Tribunal Administratif de Cergy-Pontoise — Décision N° TA95-2114226

jeudi 30 novembre 2023

JuridictionTribunal Administratif de Cergy-Pontoise
SectionTribunal Administratif de Cergy-Pontoise
N° DossierTA95-2114226
TypeDécision
RecoursExcès de pouvoir
Formation4ème Chambre
Avocat requérantLALANNE

Texte intégral

Vu la procédure suivante :

Par une requête et un mémoire, enregistrés le 9 novembre 2021 et le 2 octobre 2023, la SARL Kenitra, représentée par Me Bessis et Lelièvre, demande au tribunal :

1°) d'annuler la décision du 9 septembre 2021 par laquelle le directeur général de l'Office français de l'immigration et de l'intégration (OFII) lui a appliqué la contribution spéciale prévue à l'article L. 8253-1 du code du travail pour un montant de 53 550 euros et la contribution forfaitaire de réacheminement prévue à l'article L. 822-2 du code de l'entrée et du séjour des étrangers et du droit d'asile pour un montant de 2 124 euros ;

2°) de la décharger du paiement de la somme totale de 55 674 euros mise à sa charge ou à défaut de minorer cette somme compte tenu de la situation de l'entreprise ;

3°) de mettre à la charge de l'OFII la somme de 3 000 euros sur le fondement des dispositions de l'article L. 761-1 du code de justice administrative.

Elle soutient que :

-la décision du 9 septembre 2021 est insuffisamment motivée dès lors que l'application du taux maximal retenu n'est pas justifié concernant la contribution spéciale et que la motivation concernant la contribution forfaitaire de réacheminement est identique à la décision du 5 septembre 2018 méconnaissant ainsi l'autorité de la chose jugée ;

-le directeur général de l'OFII s'est cru à tort en situation de compétence liée pour appliquer le montant maximum de la contribution spéciale prévu à l'article R. 8253-1 du code du travail ;

la décision est disproportionnée notamment au regard de la situation financière de la société.
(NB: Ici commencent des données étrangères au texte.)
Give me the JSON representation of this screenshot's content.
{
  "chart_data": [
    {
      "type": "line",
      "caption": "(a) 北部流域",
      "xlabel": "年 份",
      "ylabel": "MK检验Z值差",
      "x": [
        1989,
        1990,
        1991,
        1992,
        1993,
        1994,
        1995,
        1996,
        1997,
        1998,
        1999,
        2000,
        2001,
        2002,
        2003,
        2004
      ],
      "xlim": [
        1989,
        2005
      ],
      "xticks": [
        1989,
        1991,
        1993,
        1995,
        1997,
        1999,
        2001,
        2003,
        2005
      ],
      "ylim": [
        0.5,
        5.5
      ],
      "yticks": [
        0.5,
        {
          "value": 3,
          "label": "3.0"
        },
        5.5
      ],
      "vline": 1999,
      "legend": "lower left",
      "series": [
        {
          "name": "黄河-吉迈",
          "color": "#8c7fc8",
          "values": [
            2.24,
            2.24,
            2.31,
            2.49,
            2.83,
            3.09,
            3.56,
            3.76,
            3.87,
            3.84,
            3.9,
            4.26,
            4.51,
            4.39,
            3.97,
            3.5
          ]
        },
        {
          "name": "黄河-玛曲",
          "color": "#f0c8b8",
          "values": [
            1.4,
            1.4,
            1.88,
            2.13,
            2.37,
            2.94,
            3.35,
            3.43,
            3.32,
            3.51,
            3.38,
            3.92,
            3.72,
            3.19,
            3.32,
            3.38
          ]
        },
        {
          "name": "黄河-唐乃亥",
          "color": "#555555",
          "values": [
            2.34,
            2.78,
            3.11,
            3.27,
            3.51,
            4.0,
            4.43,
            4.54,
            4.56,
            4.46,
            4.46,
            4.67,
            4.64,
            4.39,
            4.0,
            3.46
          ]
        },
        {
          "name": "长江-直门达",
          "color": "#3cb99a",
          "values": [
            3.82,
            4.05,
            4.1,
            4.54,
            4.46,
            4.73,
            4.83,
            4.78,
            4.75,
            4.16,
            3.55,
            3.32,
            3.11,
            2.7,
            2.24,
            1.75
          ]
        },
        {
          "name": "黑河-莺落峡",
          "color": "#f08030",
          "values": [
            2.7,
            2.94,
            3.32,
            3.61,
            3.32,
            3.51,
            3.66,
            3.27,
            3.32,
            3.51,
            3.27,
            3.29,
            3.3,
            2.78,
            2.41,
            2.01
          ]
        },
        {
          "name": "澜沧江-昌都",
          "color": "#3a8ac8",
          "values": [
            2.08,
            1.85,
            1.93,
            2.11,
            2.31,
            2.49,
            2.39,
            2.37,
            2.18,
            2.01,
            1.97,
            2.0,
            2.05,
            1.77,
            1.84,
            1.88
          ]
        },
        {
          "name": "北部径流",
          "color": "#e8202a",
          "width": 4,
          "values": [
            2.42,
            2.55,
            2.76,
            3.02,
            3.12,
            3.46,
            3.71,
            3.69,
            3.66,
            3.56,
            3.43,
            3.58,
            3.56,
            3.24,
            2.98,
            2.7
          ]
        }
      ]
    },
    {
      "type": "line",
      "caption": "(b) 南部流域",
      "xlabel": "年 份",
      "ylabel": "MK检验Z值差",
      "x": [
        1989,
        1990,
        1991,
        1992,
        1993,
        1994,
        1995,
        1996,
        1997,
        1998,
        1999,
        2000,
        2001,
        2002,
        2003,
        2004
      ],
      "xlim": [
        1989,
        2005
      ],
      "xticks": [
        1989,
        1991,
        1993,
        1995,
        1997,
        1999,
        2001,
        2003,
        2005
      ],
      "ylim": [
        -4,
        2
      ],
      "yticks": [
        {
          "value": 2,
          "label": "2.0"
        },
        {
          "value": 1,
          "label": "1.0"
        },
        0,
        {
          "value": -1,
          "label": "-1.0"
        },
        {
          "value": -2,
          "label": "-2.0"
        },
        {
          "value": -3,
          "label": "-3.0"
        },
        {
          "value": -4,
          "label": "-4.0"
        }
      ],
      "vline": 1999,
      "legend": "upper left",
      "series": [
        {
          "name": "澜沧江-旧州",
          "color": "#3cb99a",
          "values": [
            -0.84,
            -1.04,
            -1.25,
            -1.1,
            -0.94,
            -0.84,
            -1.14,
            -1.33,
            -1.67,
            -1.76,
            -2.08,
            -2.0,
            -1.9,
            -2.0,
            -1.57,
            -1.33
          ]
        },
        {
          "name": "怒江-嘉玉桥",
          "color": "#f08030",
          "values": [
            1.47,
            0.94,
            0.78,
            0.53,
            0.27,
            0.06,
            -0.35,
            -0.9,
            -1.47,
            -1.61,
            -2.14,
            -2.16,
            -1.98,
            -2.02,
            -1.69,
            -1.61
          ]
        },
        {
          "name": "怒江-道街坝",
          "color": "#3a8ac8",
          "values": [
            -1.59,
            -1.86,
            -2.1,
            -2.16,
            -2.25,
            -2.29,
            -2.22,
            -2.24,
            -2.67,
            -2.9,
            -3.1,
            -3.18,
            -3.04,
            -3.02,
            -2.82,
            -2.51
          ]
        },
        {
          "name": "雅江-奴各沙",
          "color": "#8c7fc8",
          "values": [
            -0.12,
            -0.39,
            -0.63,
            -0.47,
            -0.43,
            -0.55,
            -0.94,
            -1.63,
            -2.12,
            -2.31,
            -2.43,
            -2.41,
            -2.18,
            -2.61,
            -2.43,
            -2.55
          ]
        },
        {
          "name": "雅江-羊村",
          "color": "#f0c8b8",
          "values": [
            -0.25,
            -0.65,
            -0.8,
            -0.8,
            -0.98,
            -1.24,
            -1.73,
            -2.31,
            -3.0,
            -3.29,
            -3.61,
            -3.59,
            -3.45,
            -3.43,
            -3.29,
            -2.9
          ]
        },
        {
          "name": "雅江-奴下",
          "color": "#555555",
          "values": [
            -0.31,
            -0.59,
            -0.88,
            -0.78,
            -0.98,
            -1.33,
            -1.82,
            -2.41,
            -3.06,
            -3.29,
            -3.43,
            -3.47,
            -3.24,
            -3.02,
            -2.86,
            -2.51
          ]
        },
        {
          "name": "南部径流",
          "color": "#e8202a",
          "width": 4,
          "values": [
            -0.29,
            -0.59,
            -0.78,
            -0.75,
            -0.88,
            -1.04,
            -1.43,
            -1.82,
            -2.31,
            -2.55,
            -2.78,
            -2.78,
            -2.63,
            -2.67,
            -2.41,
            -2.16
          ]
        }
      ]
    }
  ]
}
Par un mémoire en défense enregistré le 25 mars 2022, le directeur général de l'Office français de l'immigration et de l'intégration conclut au rejet de la requête.

Il fait valoir qu'aucun des moyens de la requête n'est fondé.

Vu :

- le jugement du tribunal administratif de Cergy-Pontoise n°1900788 du 18 mai 2021 ;

- les autres pièces du dossier.

Vu :

- le code de l'entrée et du séjour des étrangers et du droit d'asile ;

- le code des relations entre le public et l'administration ;

- le code du travail ;

- le code de justice administrative.

Les parties ont été régulièrement averties du jour de l'audience.

Ont été entendus au cours de l'audience publique :

- le rapport de Mme Goudenèche, rapporteure ;

- et les conclusions de M. Lebdiri, rapporteur public.

Considérant ce qui suit :

1. A l'issue d'un contrôle opéré par les services de police le 13 février 2018 dans les locaux du restaurant " Le Marrakech " exploité par la société Kenitra à Saint-Brice-sous-Forêt, dans le Val-d'Oise, l'Office français de l'immigration et de l'intégration (OFII) a, au vu du procès-verbal établi lors de cette opération de contrôle établissant l'emploi d'un ressortissant étranger dépourvu de titre de séjour les autorisant à travailler en France, avisé la société Kenitra, par lettre du 26 avril 2018, qu'indépendamment des poursuites pénales susceptibles d'être engagées, il envisageait de la rendre redevable de la contribution spéciale, sur le fondement des dispositions de l'article L. 8253-1 du code du travail et de la contribution forfaitaire de réacheminement prévue à l'article L. 626-1 du code de l'entrée et du séjour des étrangers et du droit d'asile. Par une décision du 5 septembre 2018 annulée par un jugement n° 1900788 du 18 mai 2021 par le tribunal, l'OFII a mis à la charge de cette société la somme totale de 55 674 euros au titre de ces deux contributions. Par une décision du 9 septembre 2021 le directeur général de l'OFII a de nouveau mis à la charge de la société cette somme pour le même motif. Par la présente requête, la société Kenitra demande l'annulation de cette décision.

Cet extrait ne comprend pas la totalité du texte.